The difference in OPC prevalence between genders could be related to their lack of awareness about the risk factors for virus transmission from sexual partner, drug injection, or non-use of condom. The weakening of the immune system by the virus sets the condition for the growth of Candida species, especially OPC development. The males reportedly show less tendency to refer to the special health centers for undergoing HIV test, counseling, and routine examinations until the disease becomes symptomatic (15).
Oral carriage of Candida species (62-67%) is prevalent in HIV/AIDS patients (2). Our results showed that 69.14% of the oral samples obtained from these patients were C. albicans and 30.86% of the cases belonged to non-Candida albicans Candida (NCAC) species. These findings are in agreement with the those obtained by Katiraee et al. (18), Li et al. (19), and Mousavi et al. (20). Nonetheless, Kwamin,s et al. (21) and Maheshwari et al. (3) reported lower isolation rates of C. albicans in HIV/AIDS patients than our study.
In line with our research, in a study performed in India, 61.7% of the Candida isolates obtained from HIV/AIDS patients were C. albicans. However, in the mentioned study, the frequency and diversity of NCAC species were different from our results. In contrast to the present study, the common NCAC species were C. guilliermondii (n=14) and C. parapsilosis (n=9) (4). Nonetheless, no cases of C. guilliermondii, C. tropicalis, C. dubliniensis, or C. famata were found in the current study.
The frequency of Candida carriage among the non-HIV subjects was obtained as 40%. Four different Candida species were identified in this group, the most common of which were C. albicans, followed by C. tropicalis (22). Consistent with our results, in Yitayew,s study, HIV/AIDS patients were reported to have a significantly higher frequency of oral Candida species carriage as compared to non-HIV subjects (23). Here, the most common Candida species recovered from non-HIV subjects was C. krusei, followed by C. albicans.
The discrepancy in the reported frequency and diversity of identified Candida species could be related to the difference in sampling methods, sample size, demographic and clinical characteristics of studied population, such as difference in T CD4 count, high-risk behaviors (e.g., high-risk sexual behaviors, improper diet, and smoking), oral hygiene, lifestyle, intravenous drug abuse, use of highly active antiretroviral therapy, having dentures, antifungal therapy, immune system, and geographical locations (19, 23, 24).
One of the limitations of the present study was the non-cooperation of the affected people for sampling or filling the questionnaire.

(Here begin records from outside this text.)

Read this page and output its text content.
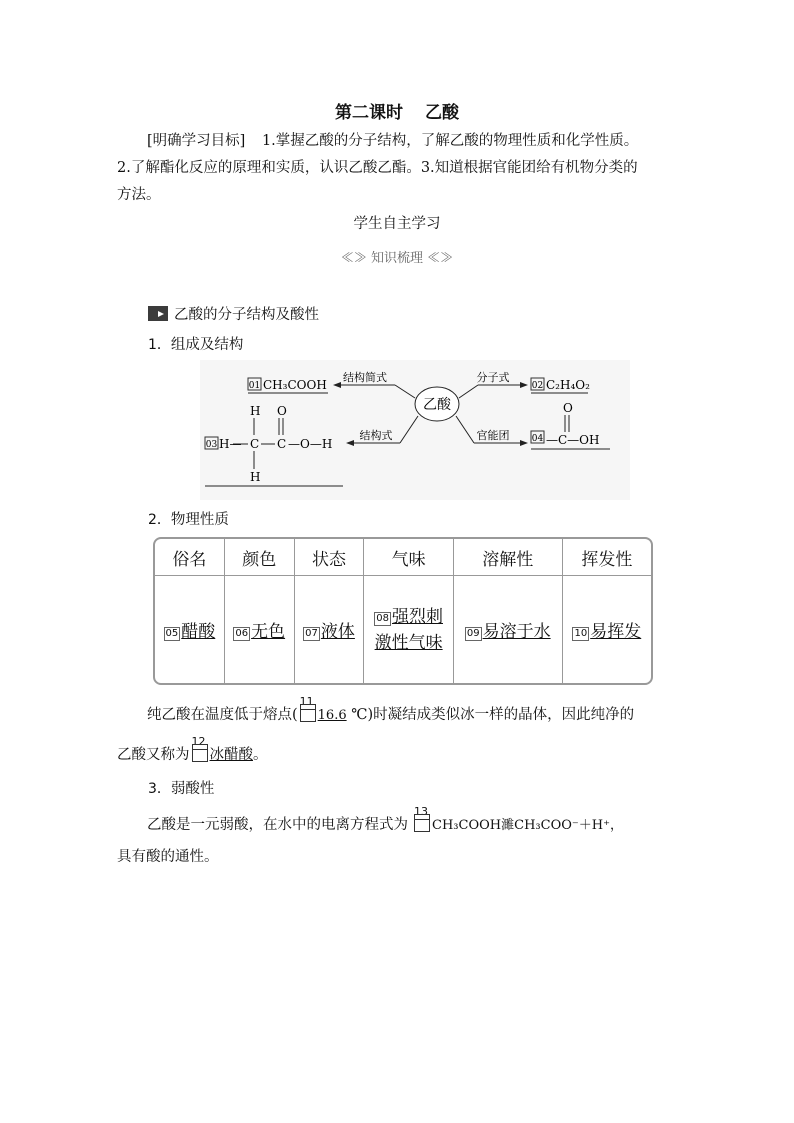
第二课时 乙酸
[明确学习目标] 1.掌握乙酸的分子结构，了解乙酸的物理性质和化学性质。
2.了解酯化反应的原理和实质，认识乙酸乙酯。3.知道根据官能团给有机物分类的
方法。
学生自主学习
≪≫ 知识梳理 ≪≫
乙酸的分子结构及酸性
1．组成及结构
乙酸
结构简式	分子式
结构式	官能团
01 CH₃COOH	02 C₂H₄O₂
03 H— C C —O—H
H
H
O
04 —C—OH
O
2．物理性质
俗名	颜色	状态	气味	溶解性	挥发性
05 醋酸	06 无色	07 液体	08 强烈刺
激性气味	09 易溶于水	10 易挥发
纯乙酸在温度低于熔点(
11
16.6 ℃)时凝结成类似冰一样的晶体，因此纯净的
乙酸又称为
12
冰醋酸。
3．弱酸性
乙酸是一元弱酸，在水中的电离方程式为
13
CH₃COOH濉CH₃COO⁻＋H⁺，
具有酸的通性。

Furthermore, the size of the two studied groups was unequal. Another limitation was the incapability of PCR-RFLP to discriminate some species, such as C. parapsilosis complex and more importantly C. dubliniensis, which is a common identified species in patients with HIV/AIDS.
The OPC is known as a major opportunistic infection among HIV/AIDS patients. This study compared the demographic characteristics, strains, and prevalence of Candida species in HIV-infected and non-HIV subjects in Kerman. Antiretroviral and antifungal therapies could change the frequency and distribution of Candida species.